According to the literature, strictures are the most frequent long-term complications of HJS, resulting in bile duct obstruction potentially causing recurrent cholangitis [45,46,47,48,49,50,51]. Commonly, stricture rates range between 5 to 14%, are usually diagnosed around 17 to 18 months after surgery, and are mostly caused by scar-tissue contraction [49, 50]. Consequently, the higher the biliodigestive anastomosis is placed, the lower the possibility of stricture formation [45, 52, 53].

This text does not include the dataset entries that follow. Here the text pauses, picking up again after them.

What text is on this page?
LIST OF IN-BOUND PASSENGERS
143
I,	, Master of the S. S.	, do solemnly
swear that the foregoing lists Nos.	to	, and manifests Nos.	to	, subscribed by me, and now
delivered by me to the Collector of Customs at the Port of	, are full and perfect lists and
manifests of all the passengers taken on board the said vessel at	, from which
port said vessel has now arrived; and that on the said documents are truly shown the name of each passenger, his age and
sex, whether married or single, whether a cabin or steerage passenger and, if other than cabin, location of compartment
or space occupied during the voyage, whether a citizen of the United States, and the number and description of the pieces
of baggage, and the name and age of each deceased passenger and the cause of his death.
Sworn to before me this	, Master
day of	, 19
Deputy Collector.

This study has several limitations. First of all, this is a retrospective study and data was not documented for research purpose, so potential confounders might be missing. Secondly, this is a single-center study; therefore, the outcome might be biased on the surgical team’s skill and experience of the procedure. Additionally, there are only few patients with choledochotomy or HJS for CBDS, and statistics are only descriptive. Lastly, the loss to follow-up was quite high, possibly due to the tertiary hospital with an outsourced aftercare. Fixed follow-up appointments or reports could have been helpful. Further research with a higher number of patients is needed to fully investigate the best use of either choledochotomy or HJS and their outcomes.

Conclusion

This study has demonstrated that when ERCP does not show sufficient results for the management of CBDS, choledochotomy and HJS can both be considered a safe and effective procedure with low morbidity and mortality. With shorter operation times, lower short-term complication rates, a sufficient long-term outcome considering the CBDS recurrence, and further surgical options, choledochotomy seems to be the method of choice for choledocholithiasis. However, HJS plays a role in cases with complications after CCY or ERCP and can be discussed as a method of first choice for recurrent bile stones due to its possible positive effect on the formation of recurrent CBDS.